Reading a file as a ByteArray?
Import[..., "String"]
and Export[..., "String"]
are meant precisely for this and will not cause problems. This is guaranteed to give you "character codes" between 0..255, and the string can represent the file contents exactly.
This differs significantly from Import[..., "Text"]
which will handle character encodings, line endings, etc. and is meant for text, not for arbitrary binary data.
I have not used ByteArray
and I am not sure about its purpose, but I got the impression that it is meant for the cryptography functionality as I couldn't find any other high-level functions that work with it. It does work with basic list manipulation functions though.
I know I can later apply ByteArray to the result of Import, but I would prefer to not use so much memory intermittently.
How about reading in chunks, and packing each chunk into a ByteArray
, to avoid high memory usage?
chunkSize = 300*1024; (* 300 kB due to the size of my test file *)
stream = OpenRead["file.pdf", BinaryFormat -> True];
ba = Join @@ First@Last@Reap@While[True,
res = BinaryReadList[stream, "Byte", chunkSize];
If[res === {}, Break[]]; (* there was no more data to read *)
Sow[ByteArray[res]]
]
Close[stream]
You can use the new in M11.3 function ReadByteArray
:
path = ExampleData[{"TestImage", "Mandrill"}, "FilePath"];
MaxMemoryUsed[ba = ReadByteArray[path]] //AbsoluteTiming
Head[ba]
{0.000439, 723768}
ByteArray
It seems that using new in version 11.2 StringToByteArray
you can reduce the memory requirements:
file = ExampleData[{"TestImage", "Mandrill"}, "FilePath"];
byteList = BinaryReadList[path];
string = Import[path, "String"];
byteList // ByteCount
string // ByteCount
byteArray = StringToByteArray[string]; // MaxMemoryUsed
byteArray
5024024 945208 945504
As one can see from the above, String
requires 5 times lesser memory than packed array of integers returned by BinaryReadList
while StringToByteArray
(without second argument) takes only a tiny amount of additional memory.
A more memory efficient representation of the data can be obtained by specifying "ISO8859-1"

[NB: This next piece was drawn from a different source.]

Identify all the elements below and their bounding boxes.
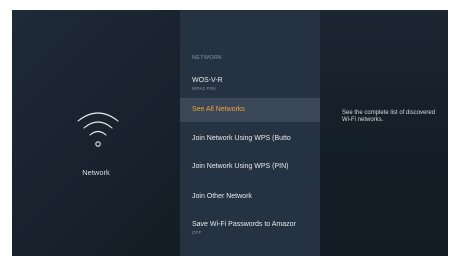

encoding by the cost of increasing intermediate memory requirements:
byteArray2 = StringToByteArray[string, "ISO8859-1"]; // MaxMemoryUsed
byteArray2
1573240
Hence it would be useful to have an option to import a file as ByteArrray
directly.
String does store multibyte variable length characters (utf-8 style), right? It's not just a wchar_t/short/int array, is it?
Citing Itai Seggev:
We internally encode strings in a variant of UTF-8. Now, of course, any byte can be faithfully converted to/from ISO8859-1, but that encoding only equals UTF-8 for the lower 7 bits. For other values, you need to use multiple bytes per character. So using a string to store byte data is both less space efficient and time efficient (since you need to ensure to correct conversion between the two encodings.)